April 16, 2019 Articles

How the Tax Cuts and Jobs Act Affects Matrimonial Matters

Among the many changes to the tax laws are the deductibility of alimony payments and several tax provisions that will affect the valuation of a privately held business.

By Louis Panariello

Introduced in the House of Representatives by Congressman Kevin Brady (R-TX) on November 2, 2017, the Tax Cuts and Jobs Act of 2017 (TCJA) was officially signed into law by President Donald Trump on December 22, 2017. The TCJA will be effective for divorce or settlement agreements executed after December 31, 2018. 
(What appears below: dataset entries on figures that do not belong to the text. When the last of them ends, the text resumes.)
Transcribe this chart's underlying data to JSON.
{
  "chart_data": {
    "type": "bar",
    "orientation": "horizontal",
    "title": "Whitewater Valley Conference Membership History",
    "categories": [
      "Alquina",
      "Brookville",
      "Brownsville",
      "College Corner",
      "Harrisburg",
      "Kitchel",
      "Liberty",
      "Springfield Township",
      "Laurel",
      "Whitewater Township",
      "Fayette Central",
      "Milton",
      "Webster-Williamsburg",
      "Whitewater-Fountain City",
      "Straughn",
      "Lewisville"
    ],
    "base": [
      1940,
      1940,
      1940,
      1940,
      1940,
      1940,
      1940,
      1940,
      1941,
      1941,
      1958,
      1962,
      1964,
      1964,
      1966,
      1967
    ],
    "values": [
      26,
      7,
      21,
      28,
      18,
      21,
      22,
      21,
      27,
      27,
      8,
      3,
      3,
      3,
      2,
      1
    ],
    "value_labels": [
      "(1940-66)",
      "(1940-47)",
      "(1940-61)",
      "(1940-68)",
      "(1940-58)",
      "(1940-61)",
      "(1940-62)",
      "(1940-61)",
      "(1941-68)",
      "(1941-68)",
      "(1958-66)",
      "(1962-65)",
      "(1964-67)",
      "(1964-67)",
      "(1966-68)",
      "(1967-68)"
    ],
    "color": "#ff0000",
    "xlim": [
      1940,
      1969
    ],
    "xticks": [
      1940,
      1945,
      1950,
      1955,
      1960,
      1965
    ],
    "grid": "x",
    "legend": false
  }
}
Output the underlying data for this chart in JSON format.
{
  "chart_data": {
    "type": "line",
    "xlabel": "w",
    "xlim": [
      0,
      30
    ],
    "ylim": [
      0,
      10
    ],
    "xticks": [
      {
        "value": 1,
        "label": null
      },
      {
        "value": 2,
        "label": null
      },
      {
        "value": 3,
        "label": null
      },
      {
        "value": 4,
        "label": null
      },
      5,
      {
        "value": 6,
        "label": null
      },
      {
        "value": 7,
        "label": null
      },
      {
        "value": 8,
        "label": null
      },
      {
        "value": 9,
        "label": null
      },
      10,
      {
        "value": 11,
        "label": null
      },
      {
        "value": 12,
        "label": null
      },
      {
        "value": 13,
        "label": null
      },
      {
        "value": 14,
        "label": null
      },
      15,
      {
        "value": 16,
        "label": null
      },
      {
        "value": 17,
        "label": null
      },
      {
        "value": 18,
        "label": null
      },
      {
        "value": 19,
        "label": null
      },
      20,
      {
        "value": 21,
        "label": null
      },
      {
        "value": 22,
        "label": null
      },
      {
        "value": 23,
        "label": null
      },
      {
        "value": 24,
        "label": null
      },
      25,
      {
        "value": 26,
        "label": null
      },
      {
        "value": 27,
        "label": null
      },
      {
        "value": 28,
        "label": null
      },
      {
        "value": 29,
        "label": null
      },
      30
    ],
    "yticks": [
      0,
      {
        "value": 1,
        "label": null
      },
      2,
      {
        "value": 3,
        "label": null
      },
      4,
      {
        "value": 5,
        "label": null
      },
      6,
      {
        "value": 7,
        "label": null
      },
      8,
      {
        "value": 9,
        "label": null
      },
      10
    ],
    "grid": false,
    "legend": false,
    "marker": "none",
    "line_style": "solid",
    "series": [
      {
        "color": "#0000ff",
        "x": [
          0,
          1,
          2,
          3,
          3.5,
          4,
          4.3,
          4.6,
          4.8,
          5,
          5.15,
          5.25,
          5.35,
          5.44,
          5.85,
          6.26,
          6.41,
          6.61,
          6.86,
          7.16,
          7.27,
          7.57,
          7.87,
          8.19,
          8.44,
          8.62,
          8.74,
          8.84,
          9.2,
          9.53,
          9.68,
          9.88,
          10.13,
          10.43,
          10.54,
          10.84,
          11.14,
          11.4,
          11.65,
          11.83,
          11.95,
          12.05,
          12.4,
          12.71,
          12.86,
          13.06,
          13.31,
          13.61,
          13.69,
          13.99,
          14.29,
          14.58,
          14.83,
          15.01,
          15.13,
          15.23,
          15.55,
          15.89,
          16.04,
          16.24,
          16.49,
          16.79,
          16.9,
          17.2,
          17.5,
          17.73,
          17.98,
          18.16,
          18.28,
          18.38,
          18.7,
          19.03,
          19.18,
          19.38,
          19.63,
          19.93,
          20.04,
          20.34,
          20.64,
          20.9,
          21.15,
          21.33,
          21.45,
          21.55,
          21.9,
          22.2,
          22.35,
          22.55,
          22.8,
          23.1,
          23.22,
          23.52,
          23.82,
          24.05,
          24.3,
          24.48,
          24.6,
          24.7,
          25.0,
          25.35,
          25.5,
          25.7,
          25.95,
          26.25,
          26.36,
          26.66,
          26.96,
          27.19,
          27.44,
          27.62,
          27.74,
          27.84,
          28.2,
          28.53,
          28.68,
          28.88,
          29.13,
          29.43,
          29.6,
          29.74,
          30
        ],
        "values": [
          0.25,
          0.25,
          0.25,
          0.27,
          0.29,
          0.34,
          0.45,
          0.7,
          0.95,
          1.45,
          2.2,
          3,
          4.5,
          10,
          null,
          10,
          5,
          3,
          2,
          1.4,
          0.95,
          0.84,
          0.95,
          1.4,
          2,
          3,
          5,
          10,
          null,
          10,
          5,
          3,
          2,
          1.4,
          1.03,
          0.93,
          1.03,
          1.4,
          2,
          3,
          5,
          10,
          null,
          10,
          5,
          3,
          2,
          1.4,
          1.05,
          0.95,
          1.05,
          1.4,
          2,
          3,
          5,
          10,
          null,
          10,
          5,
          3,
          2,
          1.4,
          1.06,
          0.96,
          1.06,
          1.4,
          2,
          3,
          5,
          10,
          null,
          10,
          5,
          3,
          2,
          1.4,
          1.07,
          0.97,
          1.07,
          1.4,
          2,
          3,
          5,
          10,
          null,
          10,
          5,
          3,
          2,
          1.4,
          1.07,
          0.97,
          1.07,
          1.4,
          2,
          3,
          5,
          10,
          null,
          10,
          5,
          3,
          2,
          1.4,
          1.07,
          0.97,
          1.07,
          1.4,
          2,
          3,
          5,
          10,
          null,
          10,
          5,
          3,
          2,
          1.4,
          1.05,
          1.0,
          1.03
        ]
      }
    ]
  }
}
As is true of any new law, the TCJA contains, in part, language to be deciphered and interpreted by tax professionals, attorneys, courts, and other professionals. Over the years to come, rulings by the supreme courts and appellate divisions will create precedent for the sections of the TCJA that are less rigid and ambiguous. Nonetheless, during the final months of 2018, lawyers were tasked with navigating the new tax bill and determining whether or not the provisions of the TCJA would be beneficial to their clients. The operative question was: Should the divorce agreement effectuate prior to year-end under the old provisions of the tax law, or is it more advantageous for the divorce agreement post-2018? The operative question forging forward will be: How does the TCJA affect divorce and settlement agreements entered into starting January 1, 2019?